14 Kawamura (2004) menyatakan bahwa Fashion yang dikenakan oleh orang Jepang di jalan-jalan, bukan dirancang oleh desainer profesinal Jepang yang telah mendunia, tetapi diperkenalkan oleh para remaja dan pengaruh budaya pop. Mereka menjadi pengaruh utama dalam mengontrol perkembangan fashion, dan tanpa disadari sebuah sistem baru fashion mulai ditetapkan secara langsung dan tidak langsung oleh penggemar fashion tersebut, sekaligus merupakan perancang, market, dan distributor mode. Konsumer fashion lahir dari jalan, dengan demikian budaya jalanan merupakan dasar fenomena fashion Tokyo saat ini. Fashion tersebut disebut sebagai Japanese street fashion (fashion jalanan orang Jepang), yaitu mode pakaian yang dikenakan oleh orang awam yang umumnya banyak ditemukan di jalan-jalan di Jepang . Kawamura (2004) mengambil data primer yang berasal dari studi etnografy di dua pusat fashion terbesar di Tokyo, yaitu Harajuku dan Shibuya, dimana budaya jalan atau sub budaya ditemukan dan dimana fashion jalanan terakhir muncul. Terdapat dua fenomena utama yang menjadi sumber kehidupan fashion jalanan di Jepang, yaitu Departemen store Shibuya 109 dan salesgirl yang sangat populer di Departemen store Shibuya 109. Semua profesional fashion Jepang mengetahui bahwa ‘Kawaii’ adalah kata kunci untuk menarik remaja Jepang. Kawaii muncul sebagai budaya pop Jepang pada tahun 1980-an. Kata ini sering terdengar di setiap lantai toko-toko Shibuya 109 yang diteriakkan oleh para remaja. Yamane dalam Kinshella (1995) mengartikan Kawaii berarti imut, yang sangat mendekati anak-anak yang biasanya menggambarkan perilaku sosial dan penampilan fisik yang manis, dicintai, lugu, murni, sederhana, asli, lembut, lemah, dan tidak berpengalaman.
Aoyagi dalam Nur (2003) menyatakan asal kata
Kawaii muncul dalam bentuk puisi dan cerita pra-modern yang berasal dari kata
15 kawayushi atau kawayurashii. Kata Kawaii berafiliasi pada otome, gadis kecil yang manis, atau yamato-nadeshiko (gadis Jepang) yang muncul di majalah, buku, ataupun iklan pada akhir abad ke 19. Menurut Kawamura (2004), bagi gadis remaja Jepang menjadi Kawaii adalah penting karena mereka percaya bahwa para pria kebanyakan mencari gadis imut dibandingkan gadis seksi.
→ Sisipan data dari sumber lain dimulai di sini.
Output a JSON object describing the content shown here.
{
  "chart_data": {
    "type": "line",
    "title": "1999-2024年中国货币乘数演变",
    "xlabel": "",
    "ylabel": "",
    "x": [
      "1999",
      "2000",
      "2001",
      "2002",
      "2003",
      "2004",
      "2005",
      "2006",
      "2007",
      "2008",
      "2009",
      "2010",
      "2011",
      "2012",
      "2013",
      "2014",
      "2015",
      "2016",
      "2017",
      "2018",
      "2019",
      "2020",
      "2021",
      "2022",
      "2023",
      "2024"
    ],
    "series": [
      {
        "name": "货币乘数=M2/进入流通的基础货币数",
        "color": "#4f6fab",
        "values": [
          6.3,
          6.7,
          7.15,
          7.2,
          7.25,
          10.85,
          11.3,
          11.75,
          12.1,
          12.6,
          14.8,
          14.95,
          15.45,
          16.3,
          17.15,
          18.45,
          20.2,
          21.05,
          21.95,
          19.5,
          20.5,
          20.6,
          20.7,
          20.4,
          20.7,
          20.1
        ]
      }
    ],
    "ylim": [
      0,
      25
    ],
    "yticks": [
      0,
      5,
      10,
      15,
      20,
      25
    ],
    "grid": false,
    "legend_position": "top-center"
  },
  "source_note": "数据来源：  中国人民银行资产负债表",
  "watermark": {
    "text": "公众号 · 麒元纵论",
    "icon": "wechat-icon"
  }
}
Kawaii merupakan landasan dari segala sesuatu yang modern. Kawaii hanya berupa perasaan yang timbul dari reaksi saat kita melihat sesuatu yang menarik. Untuk itulah mereka meletakkan desainer sebagai seorang sales, untuk menemukan, mempromosikan, dan menilai Kawaii itu sendiri.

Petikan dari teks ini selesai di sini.